Here are the most important numbers from the announcement compared to what Wall Street was expecting, as compiled by Bloomberg.

-Revenue: $51.9 billion versus $52.4 billion expected.

-Earnings per share: $2.23 versus $2.29 expected.

-Productivity and commercial operations: $14.4 billion, compared to an expected $16.7 billion.

-Smart Cloud: $20.9 billion versus $21.1 billion expected.

-More Personal Computing: $14.4 billion vs. $14.7 billion forecast

The company cited a number of factors that affected its financial results, including the war in Ukraine, the unfavorable foreign exchange environment, and the prolonged COVID lockdown in China.

Microsoft also noted that advertisers were spending less money, which affected LinkedIn’s search business and professional network.

“As a new fiscal year begins, we remain committed to balancing operational discipline with continued investments in key strategic areas to drive future growth,” Microsoft Chief Financial Officer Amy Hood said in a statement.

Despite the failure in the company’s intelligent cloud business, Microsoft said revenue for Azure and other cloud services rose 40 percent year-over-year.
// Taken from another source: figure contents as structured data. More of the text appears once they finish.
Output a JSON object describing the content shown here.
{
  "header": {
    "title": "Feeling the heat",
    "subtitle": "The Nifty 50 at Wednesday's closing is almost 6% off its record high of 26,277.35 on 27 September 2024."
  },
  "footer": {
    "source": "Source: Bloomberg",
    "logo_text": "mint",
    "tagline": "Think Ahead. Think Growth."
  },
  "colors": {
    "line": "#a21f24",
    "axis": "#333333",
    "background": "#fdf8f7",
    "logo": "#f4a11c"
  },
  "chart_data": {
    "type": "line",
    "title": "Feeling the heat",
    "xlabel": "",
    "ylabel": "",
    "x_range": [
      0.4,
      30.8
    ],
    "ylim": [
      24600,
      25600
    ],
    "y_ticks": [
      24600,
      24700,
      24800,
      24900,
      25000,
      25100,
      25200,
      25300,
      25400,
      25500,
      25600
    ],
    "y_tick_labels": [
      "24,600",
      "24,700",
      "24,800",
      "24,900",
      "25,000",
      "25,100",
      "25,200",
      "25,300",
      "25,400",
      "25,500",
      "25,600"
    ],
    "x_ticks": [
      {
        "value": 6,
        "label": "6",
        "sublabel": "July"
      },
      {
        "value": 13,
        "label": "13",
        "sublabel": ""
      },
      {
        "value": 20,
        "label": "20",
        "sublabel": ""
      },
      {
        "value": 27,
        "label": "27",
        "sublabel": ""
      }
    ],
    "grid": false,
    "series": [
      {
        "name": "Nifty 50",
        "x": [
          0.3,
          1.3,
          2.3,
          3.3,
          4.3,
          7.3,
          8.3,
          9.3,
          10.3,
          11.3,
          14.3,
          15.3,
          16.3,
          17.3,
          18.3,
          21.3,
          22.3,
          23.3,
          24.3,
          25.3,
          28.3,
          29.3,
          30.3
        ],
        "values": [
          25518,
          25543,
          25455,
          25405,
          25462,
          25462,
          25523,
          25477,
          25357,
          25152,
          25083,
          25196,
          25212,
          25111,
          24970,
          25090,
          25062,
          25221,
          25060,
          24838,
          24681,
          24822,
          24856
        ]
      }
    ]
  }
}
Earlier this month, Microsoft moved to lay off less than 1 percent of its workforce. The company also announced that it is slowing down the hiring process in the future.



The report of the American technology company Alphabet also showed that the second-quarter profit came in below analyst expectations, as the company recorded less revenues than expected.

Earnings per share amounted to $1.21, while revenues were recorded at $69.69 billion. Market opinion polls had expected earnings per share to reach $1.28 and company profits to reach $70.04 billion.